Tuesday, September 06, 2005

Microsoft's Sender ID Might Lose Official Backing

The developers of the Sender Policy Framework (SPF) email authentication technology have requested that the Internet Engineering Task Force revoke approval of Microsoft's "conflicting" Sender ID Framework's designation as an "experimental protocol," reports ComputerBusinessReview (via TechDirt). If the request is approved, or Microsoft is compelled to make changes in Sender ID, its anti-spam strategy would likely be dealt a serious setback.

Sender ID and SPF - both given the IETF's blessing as "experimental" in June - offer ways to identify the senders of email, which is theoretically a useful way of reducing spam and phishing. But, in practical terms, the concept has already proven suspect, with spammers beginning to use authentication.
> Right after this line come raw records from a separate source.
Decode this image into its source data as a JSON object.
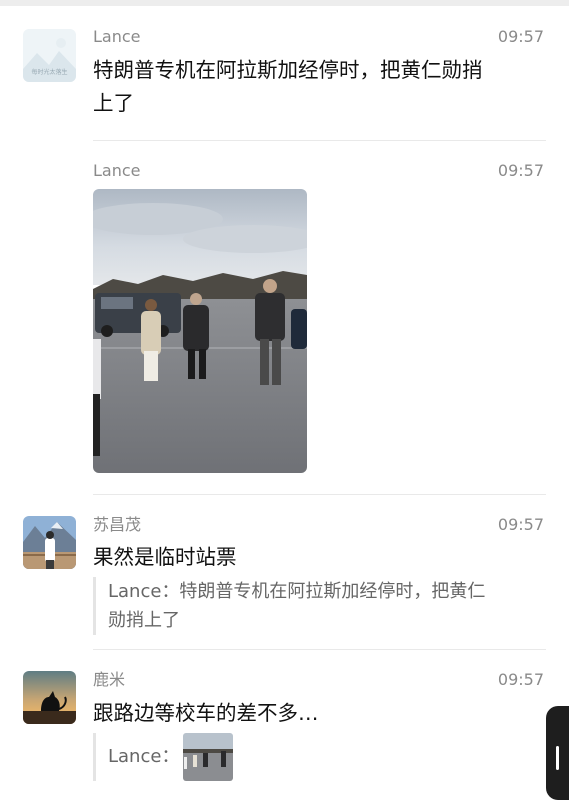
{
  "messages": [
    {
      "sender": "Lance",
      "time": "09:57",
      "text_lines": [
        "特朗普专机在阿拉斯加经停时，把黄仁勋捎",
        "上了"
      ],
      "avatar_caption": "每时光太落生"
    },
    {
      "sender": "Lance",
      "time": "09:57",
      "image_icon": "photo-icon"
    },
    {
      "sender": "苏昌茂",
      "time": "09:57",
      "text": "果然是临时站票",
      "quote_lines": [
        "Lance：特朗普专机在阿拉斯加经停时，把黄仁",
        "勋捎上了"
      ]
    },
    {
      "sender": "鹿米",
      "time": "09:57",
      "text": "跟路边等校车的差不多…",
      "quote_prefix": "Lance："
    }
  ],
  "colors": {
    "background": "#ffffff",
    "meta_text": "#8a8a8a",
    "message_text": "#111111",
    "quote_text": "#666666",
    "divider": "#e9e9e9"
  }
}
The crux of the conflict between the two protocols lies in false positives - messages that recipients want but which end up tagged as spam - and the SPF Council claims Microsoft's Sender-ID Framework causes them, writes EmailBattles. The SPF Council's request argues that the IETF should not implicitly endorse "experiments" that conflict with one another because that makes it harder to extract useful results.

Some have already suggested that the the Internet Engineering Steering Group (IESG), a division of IETF, should publish neither SIDF nor SPF until their differences can be worked out. Meanwhile, spammers likely don't care either way and are ready to adopt any standard that helps them convince recipients of their email's authenticity, writes EmailBattles.